The Active Cavity Radiometer Irradiance Monitor Satellite, or ACRIMSAT was a satellite carrying the ACRIM-3 (Active Cavity Radiometer Irradiance Monitor 3) instrument. It was one of the 21 observational components of NASA's Earth Observing System program. The instrument followed upon the ACRIM-1 and ACRIM-2 instruments that were launched on multi-instrument satellite platforms. ACRIMSAT was launched on 20 December 1999 from Vandenberg Air Force Base as the secondary payload on the Taurus launch vehicle that launched KOMPSAT. It was placed into a high inclination of 98.30°, at 720 km. Sun-synchronous orbit from which the ACRIM-3 instrument monitored total solar irradiance (TSI). Contact with the satellite was lost on 14 December 2013.

== History ==
ACRIM-3 made measurements of the TSI since the start of its mission in April 2000. It extended the TSI measurement database begun by earlier ACRIM instruments on the NASA Solar Maximum Mission (SolarMax) (ACRIM-1: 1980–1989) and Upper Atmosphere Research Satellite (UARS) (ACRIM-2: 1991–2001).
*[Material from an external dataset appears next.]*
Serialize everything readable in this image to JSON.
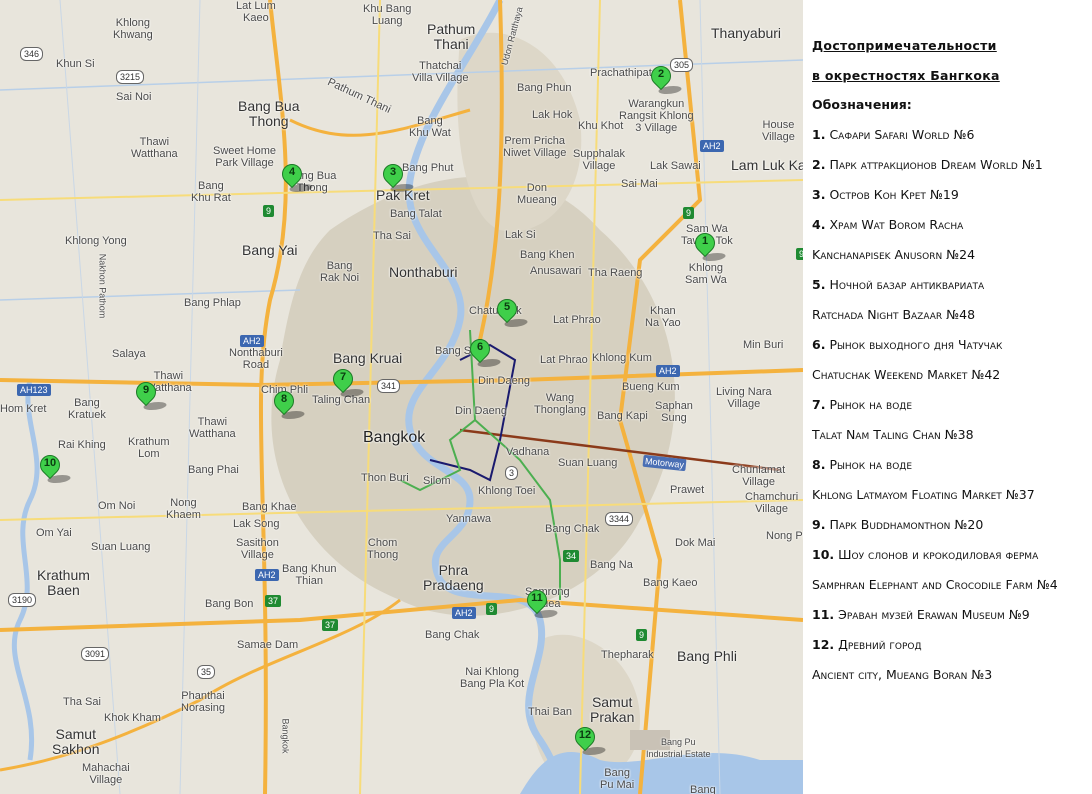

ACRIMSAT/ACRIM3 tracked TSI during a 2004 transit of Venus and measured the 0.1% reduction in the solar intensity caused by the planet's shadow. It also recorded data for the Transit of Venus, 2012.

== Team ==
Richard C. Willson was the principal investigator and led the science team. Willson designed the active cavity radiometer type of sensor used by self-calibrating satellite TSI monitoring experiments. The ACRIM3 instrument was a collaboration between Willson, original JPL/ACRIMSAT Project manager Ronald Zenone and ACRIM3 Instrument Scientist Roger Helizon. The mission was controlled using the ACRIMSAT tracking station at the Jet Propulsion Laboratory (JPL) Table Mountain Observatory in Southern California. Co-investigators were: Nicola Scafetta (climate impact of solar variability), Hugh Hudson (solar physics) and Alexander Mordvinov (solar physics).

== ACRIMSAT instrument ==
The ACRIMSAT instrument and spacecraft represent a unique, new capability for NASA research. The instrument is lighter and more compact than its predecessor by a factor of more than two. This allows the radiometer to be flown in a small, dedicated spacecraft like the ACRIMSAT. The satellite/radiometer combination is small enough to be easily launched as a secondary payload on any of an array of boosters, providing its sponsors with the flexibility of numerous launch opportunities while keeping launch costs to a minimum. The active cavity radiometer instrument is designed for precise, continuous measurements of total solar irradiance in spaceflight experiments and is capable of measuring solar energy in the far-ultraviolet to far-infrared wavelength range. The instrument includes three identical active cavity radiometers that are used in different cycles. One monitors the Sun all the time. Data from the second instrument will be compared to data from the first instrument once every few months. The third sensor's data will be used as a comparison with the first and second instruments' data once every two months. With this rotating system of data comparison, anticipated slow changes in the first sensor, caused by exposure to the Sun and space, will be calibrated and removed from its measurement results.

== Technology ==
ACRIMSAT was a spin-stabilized, single-purpose satellite constructed by Orbital Sciences Corporation. Its total cost, including the instrument, launch, ground station, operations, and science team activities during its 14-year mission was less than US$50 million.

== End of the mission ==
In December 2013, ACRIMSAT suffered a mission-ending failure when its degrading batteries could no longer sustain operations. The spacecraft has not responded to ground commands since on 14 December 2013. After several unsuccessful recovery attempts and extensive failure analysis, the mission was determined to be unrecoverable and officially terminated on 30 July 2014.

The spacecraft will remain in orbit for approximately 64 years before returning to Earth.